Dezenas de camponeses em Moatize invadiram uma das secções da mina de carvão da Vale em Tete, no centro de Moçambique, acusando a empresa de impedir o acesso dos agricultores a um rio da região.

Os protestos do grupo, composto também por oleiros e proveniente do bairro 1.º de Maio, em Moatize, terão interrompido as operações da Vale naquela parte da mina por quase 10 horas na quarta-feira e os camponeses só abandonaram o local após a chegada de uma equipa da direção para negociações, segundo uma nota da organização não-governamental (ONG) Justiça Ambiental.

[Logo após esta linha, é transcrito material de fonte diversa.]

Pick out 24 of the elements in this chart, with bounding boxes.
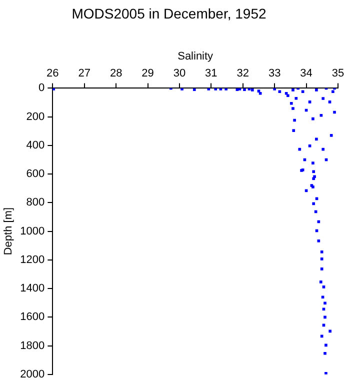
y-tick-label: 1000: [20, 225, 45, 238]
x-tick-label: 29: [142, 68, 154, 80]
y-tick-label: 1800: [20, 340, 45, 352]
x-tick-label: 35: [332, 68, 344, 80]
x-axis-title: Salinity: [178, 50, 214, 62]
x-tick-label: 33: [268, 68, 281, 80]
x-tick-label: 32: [236, 68, 250, 80]
y-tick-label: 2000: [20, 368, 45, 380]
y-tick-label: 800: [26, 196, 45, 209]
y-tick-label: 1600: [20, 311, 45, 324]
y-tick-label: 0: [38, 82, 45, 94]
y-tick-label: 1200: [20, 254, 45, 266]
x-tick-label: 34: [300, 68, 312, 80]
y-axis-title: Depth [m]: [2, 207, 15, 256]
x-tick-label: 30: [173, 68, 186, 80]
chart-title: MODS2005 in December, 1952: [72, 5, 266, 22]
y-tick-label: 600: [26, 168, 45, 180]
y-tick-label: 200: [26, 110, 45, 123]
x-tick-label: 31: [205, 68, 218, 80]
y-tick-label: 1400: [20, 282, 45, 295]
y-tick-label: 400: [26, 139, 45, 152]
x-tick-label: 27: [78, 68, 90, 80]
x-tick-label: 26: [46, 68, 59, 80]
x-tick-label: 28: [110, 68, 122, 80]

“Estes oleiros e camponeses viram recentemente o seu acesso ao rio cortado pela mineradora Vale, no âmbito do processo de expansão das atividades da empresa”, refere a organização, destacando que se trata de um rio “fundamental para as atividades de subsistência e sobrevivência que os camponeses realizam desde 1994”.

“É inaceitável que a Vale continue com esta postura hostil em Tete, e que mais uma vez tenha vedado o acesso a um rio fundamental para a subsistência das famílias que vivem no seu entorno, sem que tenha negociado”, acrescenta a ONG.

Numa nota de reação, a Vale afirma que mantém os “canais de comunicação com as comunidades abertos”, com o objetivo de “compreender as suas reivindicações e encontrar soluções sustentáveis”.